Poor Ms. Dicent. Acting without an attorney, she was probably unaware of the legal arguments that can be made against arbitration agreements that for-profit colleges require students to sign as a condition of enrollment. She may not have known that the Obama administration recognized these agreements for what they are--a shyster tactic to protect for-profit colleges from being sued for fraud.

I feel quite certain that Ms. Dicent was telling the truth when she said she did not know about the mandatory arbitration agreement until Kaplan submitted it in district court. Almost all students sign long, turgid documents as a condition of enrollment, and most of them sign without reading. What would be the point? When students enroll at a for-profit college, they are enrolling on the college's terms, and they realize they have no power to negotiate.

What is so bad about arbitration agreements? First of all, the complaining party is usually required to pay half the arbitrator's fees, so arbitration may be more expensive for the student than a lawsuit. Second, arbitration agreements often bar students from banding together to file class actions suits, which is virtually the only way students can obtain justice against the well-funded for-profits with their battalions of lawyers.

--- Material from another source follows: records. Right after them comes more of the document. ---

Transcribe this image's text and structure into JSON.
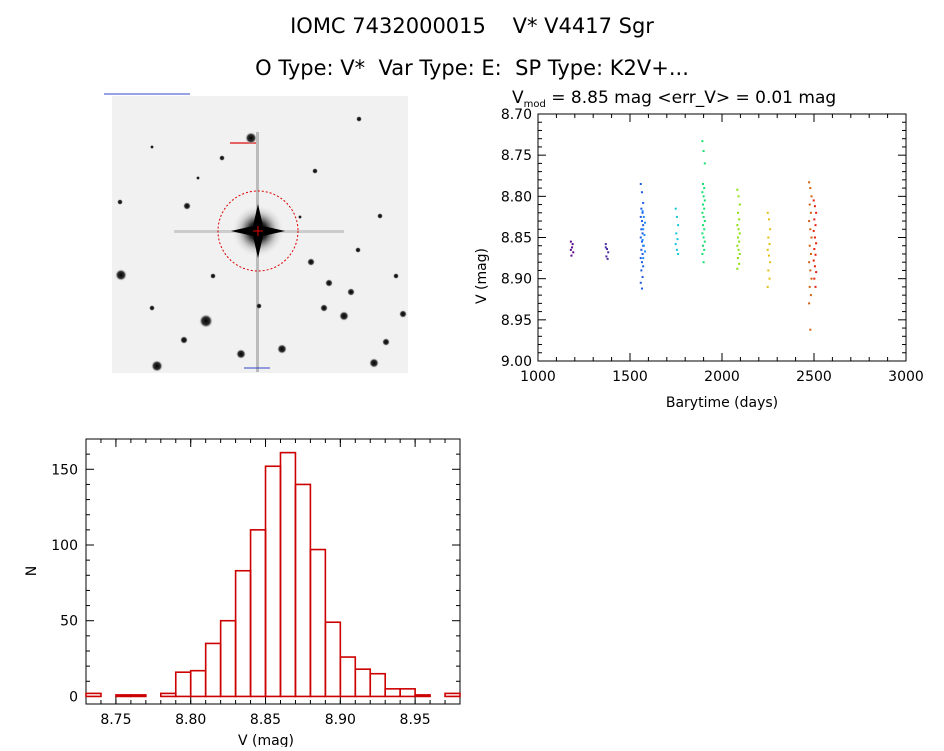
{
  "header": {
    "title_line1": "IOMC 7432000015    V* V4417 Sgr",
    "title_line2": "O Type: V*  Var Type: E:  SP Type: K2V+..."
  },
  "image_panel": {
    "description_tokens": [
      "star-field-thumbnail"
    ],
    "target_circle_color": "#dd0000"
  },
  "chart_data": [
    {
      "type": "scatter",
      "name": "light-curve",
      "title_prefix": "V",
      "title_subscript": "mod",
      "title_rest": " = 8.85 mag <err_V> = 0.01 mag",
      "xlabel": "Barytime (days)",
      "ylabel": "V (mag)",
      "xlim": [
        1000,
        3000
      ],
      "ylim": [
        9.0,
        8.7
      ],
      "y_inverted": true,
      "xticks": [
        "1000",
        "1500",
        "2000",
        "2500",
        "3000"
      ],
      "yticks": [
        "8.70",
        "8.75",
        "8.80",
        "8.85",
        "8.90",
        "8.95",
        "9.00"
      ],
      "groups": [
        {
          "x": 1185,
          "color": "#5a0a8c",
          "y": [
            8.855,
            8.862,
            8.868,
            8.872,
            8.858,
            8.865
          ]
        },
        {
          "x": 1375,
          "color": "#4a2aa0",
          "y": [
            8.858,
            8.864,
            8.868,
            8.873,
            8.876,
            8.862
          ]
        },
        {
          "x": 1565,
          "color": "#1e5ae0",
          "y": [
            8.785,
            8.795,
            8.808,
            8.815,
            8.82,
            8.825,
            8.83,
            8.835,
            8.84,
            8.845,
            8.85,
            8.855,
            8.86,
            8.865,
            8.87,
            8.875,
            8.88,
            8.885,
            8.89,
            8.898,
            8.905,
            8.912
          ]
        },
        {
          "x": 1575,
          "color": "#1e90ff",
          "y": [
            8.818,
            8.825,
            8.832,
            8.84,
            8.847,
            8.853,
            8.86,
            8.867,
            8.875
          ]
        },
        {
          "x": 1755,
          "color": "#10c8d8",
          "y": [
            8.815,
            8.825,
            8.835,
            8.845,
            8.852,
            8.858,
            8.865,
            8.87
          ]
        },
        {
          "x": 1900,
          "color": "#18e070",
          "y": [
            8.733,
            8.745,
            8.76,
            8.785,
            8.79,
            8.795,
            8.8,
            8.805,
            8.81,
            8.815,
            8.82,
            8.825,
            8.83,
            8.835,
            8.84,
            8.845,
            8.85,
            8.855,
            8.86,
            8.865,
            8.87,
            8.88
          ]
        },
        {
          "x": 2090,
          "color": "#8be010",
          "y": [
            8.792,
            8.8,
            8.81,
            8.82,
            8.828,
            8.835,
            8.84,
            8.845,
            8.85,
            8.855,
            8.86,
            8.865,
            8.87,
            8.875,
            8.882,
            8.888
          ]
        },
        {
          "x": 2255,
          "color": "#e0c010",
          "y": [
            8.82,
            8.828,
            8.84,
            8.85,
            8.858,
            8.865,
            8.872,
            8.88,
            8.89,
            8.9,
            8.91
          ]
        },
        {
          "x": 2480,
          "color": "#d06010",
          "y": [
            8.783,
            8.79,
            8.8,
            8.81,
            8.82,
            8.83,
            8.84,
            8.85,
            8.86,
            8.87,
            8.88,
            8.89,
            8.9,
            8.91,
            8.92,
            8.93,
            8.962
          ]
        },
        {
          "x": 2505,
          "color": "#e82010",
          "y": [
            8.805,
            8.812,
            8.82,
            8.828,
            8.835,
            8.842,
            8.85,
            8.857,
            8.864,
            8.871,
            8.878,
            8.885,
            8.892,
            8.9,
            8.91
          ]
        }
      ]
    },
    {
      "type": "bar",
      "name": "histogram",
      "xlabel": "V (mag)",
      "ylabel": "N",
      "xlim": [
        8.73,
        8.98
      ],
      "ylim": [
        -5,
        170
      ],
      "xticks": [
        "8.75",
        "8.80",
        "8.85",
        "8.90",
        "8.95"
      ],
      "yticks": [
        "0",
        "50",
        "100",
        "150"
      ],
      "bin_width": 0.01,
      "bins": [
        {
          "x": 8.735,
          "n": 2
        },
        {
          "x": 8.755,
          "n": 1
        },
        {
          "x": 8.765,
          "n": 1
        },
        {
          "x": 8.785,
          "n": 2
        },
        {
          "x": 8.795,
          "n": 16
        },
        {
          "x": 8.805,
          "n": 17
        },
        {
          "x": 8.815,
          "n": 35
        },
        {
          "x": 8.825,
          "n": 50
        },
        {
          "x": 8.835,
          "n": 83
        },
        {
          "x": 8.845,
          "n": 110
        },
        {
          "x": 8.855,
          "n": 152
        },
        {
          "x": 8.865,
          "n": 161
        },
        {
          "x": 8.875,
          "n": 140
        },
        {
          "x": 8.885,
          "n": 97
        },
        {
          "x": 8.895,
          "n": 49
        },
        {
          "x": 8.905,
          "n": 26
        },
        {
          "x": 8.915,
          "n": 18
        },
        {
          "x": 8.925,
          "n": 15
        },
        {
          "x": 8.935,
          "n": 5
        },
        {
          "x": 8.945,
          "n": 5
        },
        {
          "x": 8.955,
          "n": 1
        },
        {
          "x": 8.975,
          "n": 2
        }
      ],
      "bar_color": "#cc0000"
    }
  ]
}
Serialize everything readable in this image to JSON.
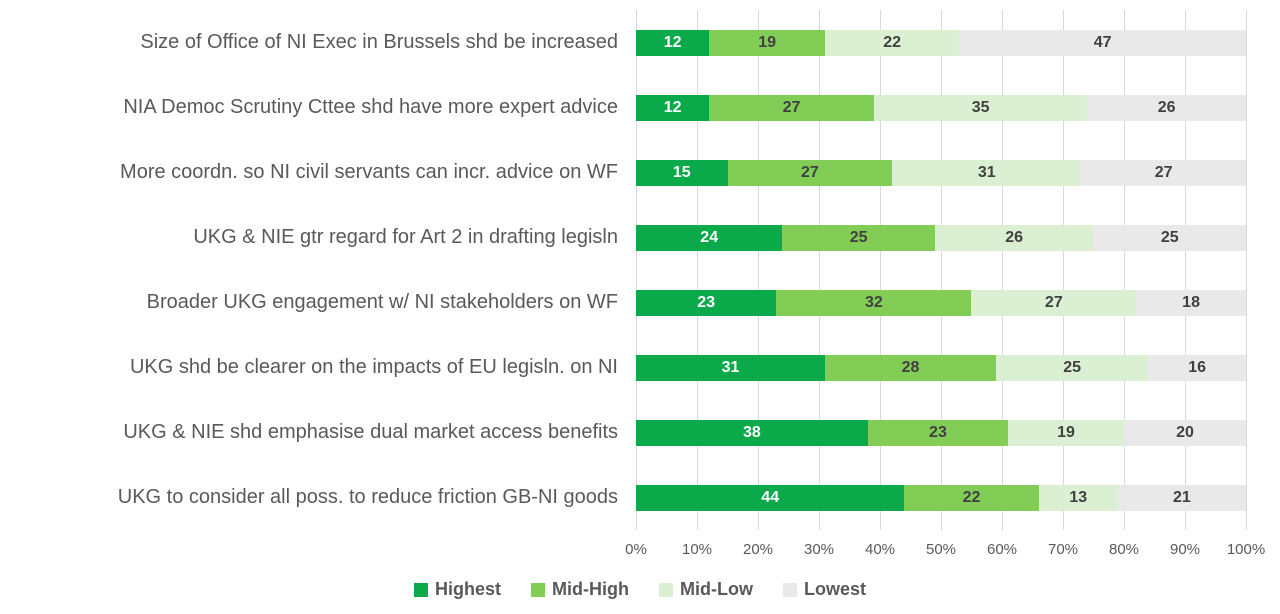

Finally, it is well known that arbitration generally favors the corporate party. That is why banks, financial-services institutions, and for-profit colleges force their customers to sign them. The arbitrators know they will see a defrauded student only once, but they will see the corporate party again and again. If they get a reputation for siding with the underdog, the corporations won't choose them to arbitrate their disputes.

The for-profits know they will repeatedly be accused of defrauding their students. The best way to deal with this constant threat is to get the students to promise not to sue before allowing them to enroll. Then when students get defrauded--as many of them will--there will be damn little they can do about it.


References

Dicent v. Kaplan University, Civil Action No. 3:17-cv-01488 (M.D. Pa. June 15, 2018), aff,d No-18-2982 (3d Cir. Jan. 3, 2019).

Dicent v. Kaplan University, WL 158083, No-18-2982 (3d Cir. Jan. 3, 2019) (unpublished opinion).

Kreighbaum, Andrew (2019, March 18).  DeVos Tells Colleges to Drop Arbitration Agreements, Inside Higher Ed.